Jumat, 14 Juli 2017

Firqah Khawarij



BAB I

PENDAHULUAN

A. Latar Belakang

Sejak islam lahir sampai kepada masa kekhalifahan Usman bin Affan merupakan satu kesatuan politik dan wilayah yang jelas dibawah seorang kepala negara, atau khalifah yang sekaligus sebagai imam. Tetapi dengan peristiwa tahkim (yang terjadi pada saat perang siffin) yang demikian berarti dunia islam telah terpecah menjadi dua wilayah dan kekhalifahan: imam Ali ditimur- semenanjung Arab, Irak dan Persia, dan Mu’awiyah dibagian barat- meliputi Syam(Suria) dan Mesir. Sudah tentu hal ini membawa terpecahnya umat Islam yang berakibat jauh dalam sejarah.

Pertentangan dalam pengikut-pengikut Imam Ali (pada saat memutuskan untuk menerima tahkim atau tidak menerimanya) ini telah melahirkan dua golongan yang saling berlawanan. Satu golongan setuju dengan keputusan tahkim dan golongan yang lain menentang persetujuan itu dan menuduh lawan mereka kafir. Dari peristiwa itu kemudian lahir dua golongan dari rahim yang sama: satu golongan yang tetap setia pada Imam Ali, dan mereka ini yang kemudian dikenal dengan nama syi’ah(golongan,pengikut setia), dan satu lagi golongan yang membangkang dan mengkafirkan siapa saja yang menyetujui tahkim, dan mereka ini dikenal dengan nama khawarij.

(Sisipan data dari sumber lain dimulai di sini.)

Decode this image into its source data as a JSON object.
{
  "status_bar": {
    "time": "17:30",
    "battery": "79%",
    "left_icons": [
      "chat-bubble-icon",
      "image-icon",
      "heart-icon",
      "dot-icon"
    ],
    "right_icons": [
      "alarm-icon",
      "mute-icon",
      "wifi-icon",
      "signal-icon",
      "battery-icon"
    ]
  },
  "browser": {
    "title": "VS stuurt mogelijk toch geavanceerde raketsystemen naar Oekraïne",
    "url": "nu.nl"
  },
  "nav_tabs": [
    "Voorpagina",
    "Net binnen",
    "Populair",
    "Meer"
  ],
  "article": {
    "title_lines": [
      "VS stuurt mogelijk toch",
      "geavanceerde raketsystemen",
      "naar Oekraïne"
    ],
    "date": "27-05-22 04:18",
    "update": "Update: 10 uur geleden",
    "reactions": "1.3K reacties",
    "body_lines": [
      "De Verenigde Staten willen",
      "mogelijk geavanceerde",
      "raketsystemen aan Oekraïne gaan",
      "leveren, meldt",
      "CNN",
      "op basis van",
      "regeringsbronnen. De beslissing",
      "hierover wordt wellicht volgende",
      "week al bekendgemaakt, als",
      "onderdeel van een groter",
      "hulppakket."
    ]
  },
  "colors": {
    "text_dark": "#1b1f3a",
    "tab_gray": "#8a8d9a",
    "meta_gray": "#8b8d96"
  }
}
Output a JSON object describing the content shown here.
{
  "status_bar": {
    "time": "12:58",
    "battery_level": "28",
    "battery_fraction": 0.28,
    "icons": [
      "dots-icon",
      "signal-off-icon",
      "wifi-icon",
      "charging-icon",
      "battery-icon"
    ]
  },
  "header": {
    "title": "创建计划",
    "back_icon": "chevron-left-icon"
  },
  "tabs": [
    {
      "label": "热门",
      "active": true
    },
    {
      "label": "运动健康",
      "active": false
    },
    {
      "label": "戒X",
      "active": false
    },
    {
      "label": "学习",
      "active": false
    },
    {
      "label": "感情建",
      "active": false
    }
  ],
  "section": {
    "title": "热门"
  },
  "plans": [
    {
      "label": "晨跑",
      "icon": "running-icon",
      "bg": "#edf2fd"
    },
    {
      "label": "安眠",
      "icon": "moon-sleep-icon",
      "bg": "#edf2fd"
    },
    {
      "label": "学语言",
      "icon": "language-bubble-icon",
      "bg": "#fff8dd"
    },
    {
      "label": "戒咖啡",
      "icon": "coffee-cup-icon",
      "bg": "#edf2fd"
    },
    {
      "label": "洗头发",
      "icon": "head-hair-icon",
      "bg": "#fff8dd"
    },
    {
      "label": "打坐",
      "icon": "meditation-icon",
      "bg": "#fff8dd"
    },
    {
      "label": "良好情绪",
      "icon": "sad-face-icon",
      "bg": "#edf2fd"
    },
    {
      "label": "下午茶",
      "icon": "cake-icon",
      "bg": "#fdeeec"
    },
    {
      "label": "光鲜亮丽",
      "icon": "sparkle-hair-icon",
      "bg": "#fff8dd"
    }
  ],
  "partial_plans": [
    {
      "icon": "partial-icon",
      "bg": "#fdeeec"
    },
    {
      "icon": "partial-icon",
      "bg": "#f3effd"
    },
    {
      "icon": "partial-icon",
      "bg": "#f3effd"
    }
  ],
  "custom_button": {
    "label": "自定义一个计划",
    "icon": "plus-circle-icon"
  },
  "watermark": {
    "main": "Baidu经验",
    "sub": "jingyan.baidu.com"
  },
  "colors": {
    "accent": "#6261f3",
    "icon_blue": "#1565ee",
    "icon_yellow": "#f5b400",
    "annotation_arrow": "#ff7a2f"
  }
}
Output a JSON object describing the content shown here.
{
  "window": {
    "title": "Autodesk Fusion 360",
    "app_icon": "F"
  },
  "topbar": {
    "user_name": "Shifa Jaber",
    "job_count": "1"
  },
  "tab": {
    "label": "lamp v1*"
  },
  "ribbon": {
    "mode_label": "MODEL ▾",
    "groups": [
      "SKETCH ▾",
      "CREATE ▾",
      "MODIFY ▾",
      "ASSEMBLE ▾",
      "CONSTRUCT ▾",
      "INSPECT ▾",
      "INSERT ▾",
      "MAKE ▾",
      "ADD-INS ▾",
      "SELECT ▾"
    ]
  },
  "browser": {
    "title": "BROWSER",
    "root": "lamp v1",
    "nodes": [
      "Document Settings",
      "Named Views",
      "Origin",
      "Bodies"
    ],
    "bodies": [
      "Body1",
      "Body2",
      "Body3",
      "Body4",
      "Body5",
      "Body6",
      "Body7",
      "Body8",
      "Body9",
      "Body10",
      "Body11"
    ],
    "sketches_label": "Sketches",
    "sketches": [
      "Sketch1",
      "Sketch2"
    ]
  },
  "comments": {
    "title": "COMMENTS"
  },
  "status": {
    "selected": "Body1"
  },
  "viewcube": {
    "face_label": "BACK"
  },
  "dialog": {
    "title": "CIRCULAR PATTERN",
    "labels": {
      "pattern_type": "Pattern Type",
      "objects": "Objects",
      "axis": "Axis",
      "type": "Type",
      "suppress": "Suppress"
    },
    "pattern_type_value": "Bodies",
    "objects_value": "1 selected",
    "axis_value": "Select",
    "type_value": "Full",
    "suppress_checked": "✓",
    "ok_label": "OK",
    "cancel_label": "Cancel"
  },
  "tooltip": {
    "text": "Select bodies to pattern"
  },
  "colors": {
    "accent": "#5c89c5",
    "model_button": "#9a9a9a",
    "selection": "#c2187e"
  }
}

Kata Syi’ah pada waktu itu sudah tentu bukan dalam pengertian istilah teknis seperti pengertian yang timbul kemudian walaupun ini menjadi cikal bakalnya. Lahirnya dua golongan yang saling berlawanan itu karna tahkim, satu golongan yang pro Ali dan membelanya mati-matian, kemudian disebut syi’at Ali, pengikut Ali yang setia, atau syi’ah saja, dan golongan yang menentang Ali mati-matian. Mereka keluar dari barisan Ali, dan kemudian menjadi golongan khawarij, yang umumnya menganut garis keras yang dengan mudah membunuh siapa saja yang tidak sehaluan dengan mereka. Pengikut-pengikut Imam Ali dari kalangan garis keras ini menyalahkan Imam Ali yang menunjuk Abu Musa al-Asy’ari dan sangat menyesalkan keputusan Imam sebelum itu mau menerima tahkim. Menurut mereka, seharusnya Imam Ali memaksa mereka agar kembali kepada keadilan dan kebenaran, bukan sebaliknya malah mengikuti perbuatan salah.

 

BAB II

PEMBAHASAN

A.    Pengertian Khawarij

Kata “al-khawarij” berasal dari kata kerja kharaja, harfiah berarti keluar, kharaja ‘alaa, “memberontak kepada”, yang umumnya berarti memberontak kepada imam, pemimpin, kepala negara atau pemerintahan(baik itu dimasa para sahabat, masa al-khulafa’ ar-rasyidun, masa tabi’in, atau masa imam zaman manapun). Al-Khawarij sudah merupakan istilah dan nama dari sebuah kelompok yang memberontak kepada Imam Ali. Al-Khawarij punya beberapa nama lagi, seperti Al-Haruuriiyah, Al-Muhakkimah, Al-Gulaat, An-Nawaasib, dan sekian banyak lagi nama lainnya. Sumber lain mengatakan bahwa kata khawarij menurut bahasa merupakan jamak dari kharajii, secara harfiah berarti orang-orang yang keluar, mengungsi atau mengasingkan diri. Istilah ini bersifat umum yang mencakup semua aliran dalam Islam yang memisahkan diri atau keluar dari jama’ah umat, sebagaimana yang dijelaskan oleh Asy-Syahrastani: “Tiap yang memberontak kepada imam yang benar yang disepakati oleh jama’ah dinamakan khawarij”. Secara historis khawarij merupakan “orang-orang yang keluar dari barisan Ali”. Awalnya mengakui kekuasaan Ali bin Abi Thalib, lalu menolaknya. Namun pada perkembangan selanjutnya mereka juga adalah kelompok yang tidak mengakui kepemimpinan Mu’awiyah bin Abi Sufyan.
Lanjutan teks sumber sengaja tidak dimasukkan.